As mentioned before, FC1 is built around a microkernel-like/actor organisation where there is no kernel, driver or user program, only modules.

So how does a module do its job ? Easy answer : its code must have certain rights.

And should the rights be tied to a module or a thread ? Both, in a way.

A "naked" thread (for example your basic "hello world" program) can still perform many functions by having no right by itself, but it calls modules that are endowed with specific rights and vetted by the OS. In the example, the naked thread calls a print function located in a different module, which can access the input/output operation itself, without leaking the "right" back to the caller. It's a sort of delegation.

A debugging program needs extra access rights, which should be preserved through calls to different modules.

But then the processor needs a way to vet each operation, either a specific opcode or access to a specific configuration register.

The processor knows the TID and MID (Thread IDentification number and Module IDentification number) which provide an index into an access right table, which is read again after each thread swap and/or IPC/IPR instruction. This is quite heavy and best done in software, for obvious speed and scalability reasons.

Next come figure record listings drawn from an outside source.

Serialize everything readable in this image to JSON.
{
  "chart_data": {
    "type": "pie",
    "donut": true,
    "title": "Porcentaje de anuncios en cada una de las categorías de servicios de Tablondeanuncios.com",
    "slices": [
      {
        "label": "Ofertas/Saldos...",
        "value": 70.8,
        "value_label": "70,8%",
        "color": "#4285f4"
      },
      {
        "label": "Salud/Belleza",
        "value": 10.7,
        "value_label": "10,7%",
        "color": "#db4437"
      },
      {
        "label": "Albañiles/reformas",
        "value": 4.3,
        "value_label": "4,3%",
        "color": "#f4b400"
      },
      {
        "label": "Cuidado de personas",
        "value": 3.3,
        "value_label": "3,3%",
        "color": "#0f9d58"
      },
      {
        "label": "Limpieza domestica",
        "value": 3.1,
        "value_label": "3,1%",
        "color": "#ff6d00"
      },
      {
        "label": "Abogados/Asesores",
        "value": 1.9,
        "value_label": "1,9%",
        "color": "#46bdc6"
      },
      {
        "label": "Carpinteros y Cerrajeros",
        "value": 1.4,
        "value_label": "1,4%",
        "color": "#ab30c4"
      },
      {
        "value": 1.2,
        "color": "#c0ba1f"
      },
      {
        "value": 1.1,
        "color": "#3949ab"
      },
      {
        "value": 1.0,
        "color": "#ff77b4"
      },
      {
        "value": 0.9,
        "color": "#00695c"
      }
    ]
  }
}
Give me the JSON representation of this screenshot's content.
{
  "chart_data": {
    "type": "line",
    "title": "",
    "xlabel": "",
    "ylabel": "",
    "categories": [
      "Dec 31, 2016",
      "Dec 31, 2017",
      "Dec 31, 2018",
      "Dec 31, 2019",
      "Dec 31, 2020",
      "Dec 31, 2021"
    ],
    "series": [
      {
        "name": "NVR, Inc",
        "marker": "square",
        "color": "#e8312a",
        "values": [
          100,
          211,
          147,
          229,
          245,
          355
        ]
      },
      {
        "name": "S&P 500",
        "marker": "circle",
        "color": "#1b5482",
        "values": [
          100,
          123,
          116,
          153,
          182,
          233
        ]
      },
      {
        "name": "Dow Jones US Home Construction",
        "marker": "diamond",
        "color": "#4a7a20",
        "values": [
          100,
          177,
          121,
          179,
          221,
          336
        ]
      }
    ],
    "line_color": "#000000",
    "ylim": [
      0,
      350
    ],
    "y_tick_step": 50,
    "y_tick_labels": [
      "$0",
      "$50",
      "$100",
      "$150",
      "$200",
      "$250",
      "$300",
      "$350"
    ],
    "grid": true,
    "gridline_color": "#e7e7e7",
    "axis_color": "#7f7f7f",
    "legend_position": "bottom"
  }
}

More pragmatically there are two simpler methods:

1. The thread has a hidden "capabilities" word with a limited number of "rights" that are set by the OS during initialisation and ORed with the capabilities word of the module being executed. This limit in size permits only general/generic rights to be set, such as access to the stack, access to the code space...
2. More specific rights are handled at the Special Register level, and tied to either a given module or thread : a single bit (MSB) selects whether the field is a TID or MID. This is preferred for scalability (there can be any number of these access right registers) and this tightens the security model, where usually only one thread or module has access to a given resource, limiting the chances of race conditions and abuse.

One exception : Thread #0 has all the rights since it initialises the system and manages all the other modules. It can then choose to endow a given thread with the required rights after some software filtering.

This dual system is flexible, scalable, and granularity can be adjusted.

• Usually a resource (for example exception table or page tables) is created at the HW level and one module (like page mapper ?) is assigned to manage it. Every module must be reentrant and enforce serialisation (through semaphores) so a "driver" is one module that safeguards one (or more) resource.
• If the resource is accessed by more than one thread at a time (a debugger ?) then the associated capabilities (access stack and/or code ?) are moved to the per-thread attributes. But this is less related to low-level HW access, which is guarded by Thread #0.

Both of these methods are easily implemented in HW without microcode or sophisticated circuits. In other words it's "RISC-friendly".